Quant à l'hôpital, monsieur le sénateur, vous vous souvenez certainement qu'en 2002 il était dans une situation critique (Exclamations sur les travées du groupe CRC. - M. Didier Boulaud s'esclaffe.)

M. Guy Fischer. C'est toujours le cas aujourd'hui !

M. Philippe Bas, ministre délégué. En effet, l'introduction à marche forcée des 35 heures, sans aucune réorganisation, l'avait mis à genoux. (Applaudissements sur les travées de l'UMP.)

M. Yannick Bodin. Alors, pourquoi ne les avez-vous pas supprimées ?

M. Ivan Renar. Il faut créer des postes !

M. Philippe Bas, ministre délégué. À cette époque, les investissements annuels consentis pour rénover nos hôpitaux s'élevaient à 2,5 milliards d'euros. Ils ont atteint, cette année, 5,2 milliards d'euros, soit plus du double !

Mme Nicole Borvo Cohen-Seat. Personne ne vous croit !

M. Philippe Bas, ministre délégué. Nous mettons en oeuvre une réforme sans précédent de l'hôpital : la tarification à l'activité pour une tarification plus juste, la nouvelle gouvernance qui donne plus de responsabilités...

Mme Hélène Luc. Et avec quoi ?

M. Philippe Bas, ministre délégué. ...aux médecins.

Par ailleurs, les nouveaux schémas régionaux d'organisation sanitaire...

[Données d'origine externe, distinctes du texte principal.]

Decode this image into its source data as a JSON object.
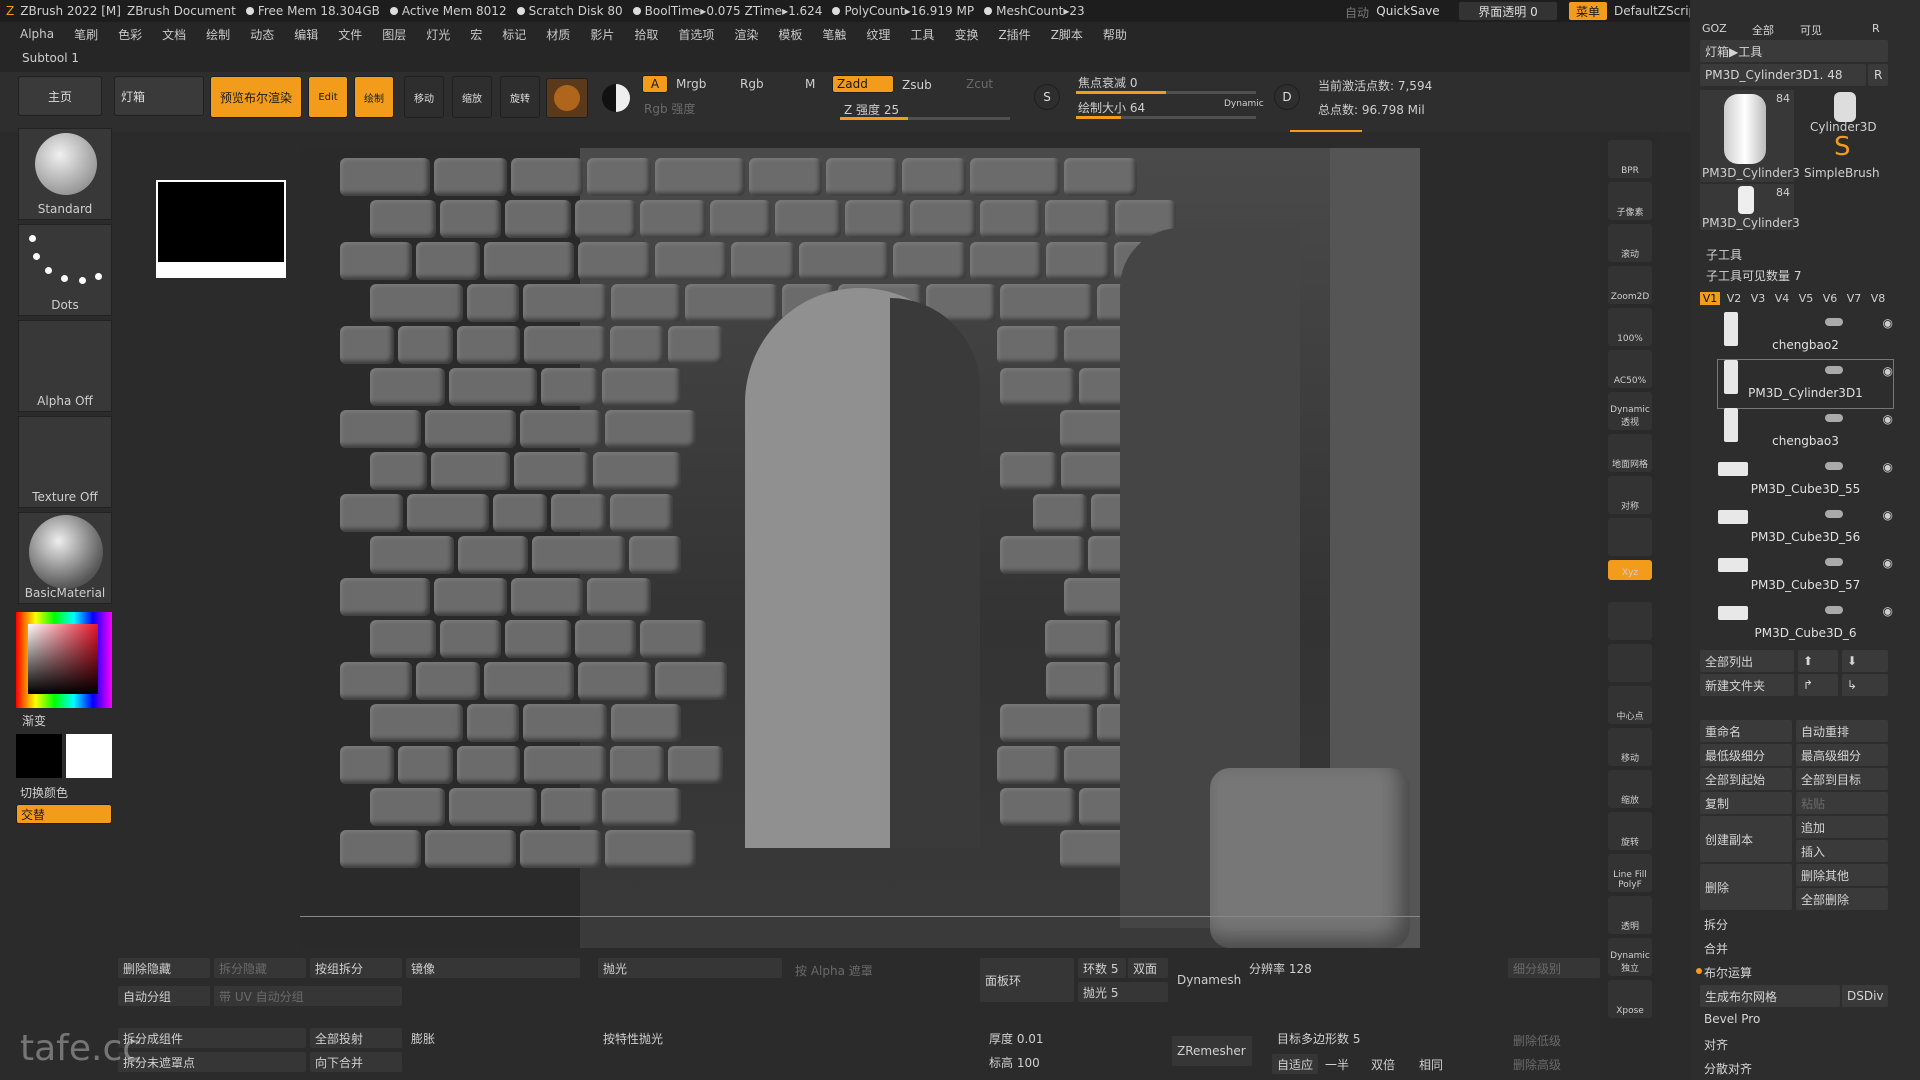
{
  "titlebar": {
    "app": "ZBrush 2022 [M]",
    "doc": "ZBrush Document",
    "free_mem": "Free Mem 18.304GB",
    "active_mem": "Active Mem 8012",
    "scratch": "Scratch Disk 80",
    "booltime": "BoolTime▸0.075 ZTime▸1.624",
    "polycount": "PolyCount▸16.919 MP",
    "meshcount": "MeshCount▸23",
    "auto": "自动",
    "quicksave": "QuickSave",
    "transparency": "界面透明 0",
    "menu": "菜单",
    "script": "DefaultZScript"
  },
  "menubar": [
    "Alpha",
    "笔刷",
    "色彩",
    "文档",
    "绘制",
    "动态",
    "编辑",
    "文件",
    "图层",
    "灯光",
    "宏",
    "标记",
    "材质",
    "影片",
    "拾取",
    "首选项",
    "渲染",
    "模板",
    "笔触",
    "纹理",
    "工具",
    "变换",
    "Z插件",
    "Z脚本",
    "帮助"
  ],
  "subtool_label": "Subtool 1",
  "toolrow": {
    "home": "主页",
    "lightbox": "灯箱",
    "bpr": "预览布尔渲染",
    "edit": "Edit",
    "draw": "绘制",
    "move": "移动",
    "scale": "缩放",
    "rotate": "旋转",
    "a": "A",
    "mrgb": "Mrgb",
    "rgb": "Rgb",
    "m": "M",
    "rgb_intensity": "Rgb 强度",
    "zadd": "Zadd",
    "zsub": "Zsub",
    "zcut": "Zcut",
    "z_intensity": "Z 强度 25",
    "focal": "焦点衰减 0",
    "draw_size": "绘制大小 64",
    "dynamic": "Dynamic",
    "active_points": "当前激活点数: 7,594",
    "total_points": "总点数: 96.798 Mil"
  },
  "leftpanel": {
    "brush": "Standard",
    "stroke": "Dots",
    "alpha": "Alpha Off",
    "texture": "Texture Off",
    "material": "BasicMaterial",
    "gradient": "渐变",
    "switch_color": "切换颜色",
    "alternate": "交替"
  },
  "shelf": [
    "BPR",
    "子像素",
    "滚动",
    "Zoom2D",
    "100%",
    "AC50%",
    "Dynamic 透视",
    "地面网格",
    "对称",
    "",
    "Xyz",
    "",
    "",
    "中心点",
    "移动",
    "缩放",
    "旋转",
    "Line Fill PolyF",
    "透明",
    "Dynamic 独立",
    "Xpose"
  ],
  "rightpanel": {
    "goz": "GOZ",
    "all": "全部",
    "visible": "可见",
    "r": "R",
    "lightbox_tool": "灯箱▶工具",
    "current_tool": "PM3D_Cylinder3D1. 48",
    "r2": "R",
    "thumbs": [
      {
        "name": "PM3D_Cylinder3",
        "count": "84"
      },
      {
        "name": "Cylinder3D",
        "count": ""
      },
      {
        "name": "SimpleBrush",
        "count": ""
      },
      {
        "name": "PM3D_Cylinder3",
        "count": "84"
      }
    ],
    "subtool_header": "子工具",
    "visible_count": "子工具可见数量 7",
    "versions": [
      "V1",
      "V2",
      "V3",
      "V4",
      "V5",
      "V6",
      "V7",
      "V8"
    ],
    "subtools": [
      "chengbao2",
      "PM3D_Cylinder3D1",
      "chengbao3",
      "PM3D_Cube3D_55",
      "PM3D_Cube3D_56",
      "PM3D_Cube3D_57",
      "PM3D_Cube3D_6"
    ],
    "list_all": "全部列出",
    "new_folder": "新建文件夹",
    "rename": "重命名",
    "auto_reorder": "自动重排",
    "lowest_sub": "最低级细分",
    "highest_sub": "最高级细分",
    "all_to_start": "全部到起始",
    "all_to_target": "全部到目标",
    "copy": "复制",
    "paste": "粘贴",
    "create_copy": "创建副本",
    "append": "追加",
    "insert": "插入",
    "delete": "删除",
    "delete_other": "删除其他",
    "delete_all": "全部删除",
    "split": "拆分",
    "merge": "合并",
    "boolean": "布尔运算",
    "gen_bool_mesh": "生成布尔网格",
    "dsdiv": "DSDiv",
    "bevel_pro": "Bevel Pro",
    "align": "对齐",
    "distribute": "分散对齐"
  },
  "bottombar": {
    "del_hidden": "删除隐藏",
    "split_hidden": "拆分隐藏",
    "split_by_group": "按组拆分",
    "mirror": "镜像",
    "polish": "抛光",
    "alpha_mask": "按 Alpha 遮罩",
    "panel_loops": "面板环",
    "loops": "环数 5",
    "double": "双面",
    "polish5": "抛光 5",
    "dynamesh": "Dynamesh",
    "resolution": "分辨率 128",
    "subdiv_level": "细分级别",
    "auto_group": "自动分组",
    "uv_group": "带 UV 自动分组",
    "split_parts": "拆分成组件",
    "project_all": "全部投射",
    "inflate": "膨胀",
    "feature_polish": "按特性抛光",
    "thickness": "厚度 0.01",
    "zremesher": "ZRemesher",
    "target_poly": "目标多边形数 5",
    "del_lower": "删除低级",
    "split_unmasked": "拆分未遮罩点",
    "merge_down": "向下合并",
    "height": "标高 100",
    "adaptive": "自适应",
    "half": "一半",
    "double2": "双倍",
    "same": "相同",
    "del_higher": "删除高级"
  },
  "watermark": "tafe.cc",
  "colors": {
    "accent": "#f39c1c",
    "bg": "#2b2b2b",
    "panel": "#3a3a3a"
  }
}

Mme Nicole Borvo Cohen-Seat. Les dépassements d'honoraires, les assurances !

M. Philippe Bas, ministre délégué. ...nous permettent aujourd'hui de répartir nos moyens en fonction d'une carte hospitalière amplement concertée.

Voilà ce que nous faisons pour l'hôpital !

M. Philippe Bas, ministre délégué. L'année prochaine,...

Un sénateur socialiste. Vous ne serez plus là !

M. Philippe Bas, ministre délégué. ...les budgets hospitaliers croîtront de 3,5 %, soit plus que la moyenne des dépenses de santé. (Exclamations sur les travées du groupe socialiste.)

Mesdames et messieurs de la gauche, si vous pouviez vous prévaloir d'un bilan aussi favorable, vous auriez aujourd'hui toute légitimité à poser de telles questions ! (Applaudissements sur les travées de l'UMP et de l'UC-UDF.)

Mme Hélène Luc. Monsieur le ministre, vous n'avez pas répondu sur les médicaments !

Mme Nicole Borvo Cohen-Seat. Qui peut le croire ?

M. Didier Boulaud. Ce n'est pas joli, tout cela !

scandale des ASSEDIC

M. le président. La parole est à M. Jean-François Humbert. (Applaudissements sur les travées de l'UMP.)

M. Jean-François Humbert. Ma question s'adresse à M. le ministre délégué à l'emploi, au travail et à l'insertion professionnelle des jeunes.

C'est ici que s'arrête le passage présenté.